Data from these proliferation assays is often viewed in histograms to see the proportion of cells at each division, or with another label to see if the dividing cells up- or down-regulate certain receptors. It is also common to use a vitality dye that would demonstrate if cells that don’t divide die, vice versa, or exhibit some other pattern. The cells illustrated below are CD4 T Cells that were induced to divide by a ‘mitogen,’ possibly IL-2. The histograms depict cells in each generation, where the generation farthest to the right is the parent generation (i.e. undivided cells – this would be confirmed by a control population grown without mitogen). The next peak to the left represents cells that have divided once, the next represents cells that have divided twice, and so on. In quantitating the number of cells that have divided, it is important to consider that ONE parental cell is responsible for TWO cells that have divided once or FOUR cells that have divided twice, etc. (Note that the CellTrace dye is plotted along a log axis)

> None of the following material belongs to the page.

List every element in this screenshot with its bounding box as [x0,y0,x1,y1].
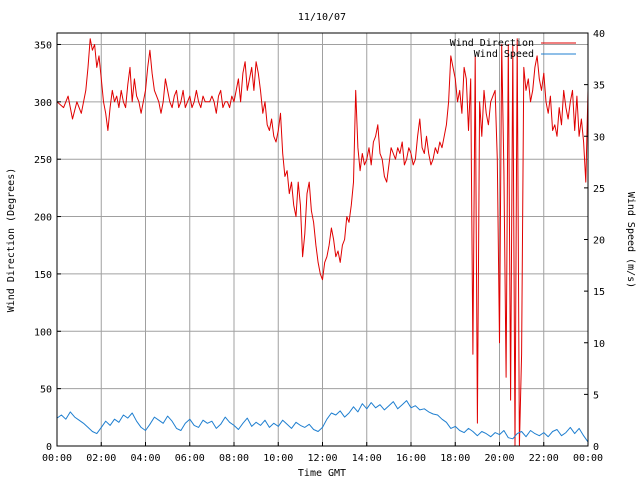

The Scatter plot illustrates the same cells, also plotted by cell division on the X- axis, however, this time the Y-axis separates cells according to their expression of CD4. These data show that the most actively divided cells are divided between CD4 expressors and non-expressers. We can also see that CD4 expression spikes in expressors upon division.
Fixing – chemically attaching antibodies to their targets in a reaction that kills the cells. This is required for longer term storage of cells and if further processes such as intracellular staining must be done.
Gating – Drawing a limit around a group of cells or an area where cells might appear for further analysis and/ or quantitation. Gating will always result in a calculation of the percentage of the total cells that are included within the gate
Labeling / Staining – to add fluorescent reagents to cells that will bind to specific elements.
Mitogen – a substance that induced cell division.
Washing – to repeatedly add a solvent to cells, spin to pellet the cells and remove unbound materials with the solvent.